I am sad, angry, confused, and other things. I am also very happy that I will be cured one day!! I am looking forward to next summer. I am looking forward to helping my family in our everyday life. Cause we must gone on with our lives. Nothing is going to stop that. I love my family and all of us are learning important things about ourselves and growing. God will help us through all of this.

Tuesday, July 27, 2010

Finally Tube Gone!!!

Today, I got my drain tube out after 15 days. The nurse took it out. She said "on the count of 3 I will pull it out. one, two three" OUCH!!! "that's it" Great now it feels fine. Yeah it hurt kinda like a burning feeling but not really anything to cry about. I have prayed for a week that I could get this out and I did. Thank you God. I got my fill up today too. Can U say WOW? I did. I look almost normal now. The needle she used was very skinny and I didn't feel her stick in at all. Of course, the top of my breast is still numb like too. She had a very steady hand to hold that huge tube on the needle and slowly push the fluid in my expander(my Breast). It was a great day. That's one more step closer to being done. I am still moving forward and looking forward to the day I am completely done with treatments. (Well, I will forever have something done to make sure I am cancer free, but hopefully I want have to go through treatments or biopsies again.) God does listen and answer prays.

Thursday, July 22, 2010

The NEWS about lymph nodes

Well, first I had trouble getting the pathology report to doctors. I finally called Park West Tuesday 20th. They said they would fax it to GS and Reg. doctor for me. My reg Doctor (Belitz) called me and broke the news. 
YES, broke it to me so gently. One out of eight had cancer. I cried when I got off the phone. Jeff came in while I was on the phone. So we cried together. 
I just couldn't believe it. I wanted to crawl in a hole somewhere and never come out. 
I took a breath and realized it's OK and it's not the end yet. I will grow old because I found this in time. I am not giving in to this cause I will make it.

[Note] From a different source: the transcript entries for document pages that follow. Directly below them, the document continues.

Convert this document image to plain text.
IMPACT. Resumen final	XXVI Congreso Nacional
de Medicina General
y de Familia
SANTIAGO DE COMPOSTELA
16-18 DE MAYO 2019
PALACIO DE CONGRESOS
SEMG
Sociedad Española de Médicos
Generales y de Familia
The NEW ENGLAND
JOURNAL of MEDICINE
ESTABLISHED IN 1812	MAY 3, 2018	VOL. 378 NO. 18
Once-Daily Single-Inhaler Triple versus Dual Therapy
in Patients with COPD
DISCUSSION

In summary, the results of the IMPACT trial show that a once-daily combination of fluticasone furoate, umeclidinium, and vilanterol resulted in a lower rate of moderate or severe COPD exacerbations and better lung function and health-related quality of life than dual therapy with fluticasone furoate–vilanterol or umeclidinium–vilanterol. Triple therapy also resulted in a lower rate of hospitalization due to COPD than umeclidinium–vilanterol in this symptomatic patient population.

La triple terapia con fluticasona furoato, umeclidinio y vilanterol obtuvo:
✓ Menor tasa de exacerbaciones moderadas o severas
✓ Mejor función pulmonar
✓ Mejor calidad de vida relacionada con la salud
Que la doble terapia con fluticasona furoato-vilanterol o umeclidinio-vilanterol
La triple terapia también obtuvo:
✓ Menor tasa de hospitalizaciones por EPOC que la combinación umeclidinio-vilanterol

OK.....Today I went to GS. He was able to explain everything. My tumor was 1 and 1/2cm. It was close to the muscle (the muscle on my ribs), wasn't in the muscles yet. (that's great news) It was in my nipple. When I had first biopsy, My nipple kept getting a stinging pain which brought tears to my eyes. Now I know why because it was apart of the tissue he was trying to get out. And my nipple was very sensitive and stayed folded downward. I hope that makes sense. Anyways, I will now go see oncologist next Thursday 28th.  GS believes I will need some thing more than just hormone treatment. Probably Chemo. Breath........


I get it. I really do. I must have this and I must be strong and not give up. I get that. I understand that God will help me on this ?????? Journey we will call this. This journey is here for a greater reason or purpose. My wonderful husband Jeff is going to church and is really showing how much he loves me. That is enough for me. But if more great things can happen then so be it. I want my family(everyone!) to know that I couldn't make it without God or them. I love my family even the ones that get on my nerves and push me to the limits. I even love the ones that don't love me any more. May God help those who don't care about me. I want everyone to be in heaven but I can't make them believe.

Sorry about that but I had to get that said. It makes me feel better to write these things out. I just hope someone can see that God makes all things better.

I will keep this up to date. I pray that God will help others not to have to go through this. I will do what I can to help support groups to help find cures for all of us Breast Cancer people(women &men).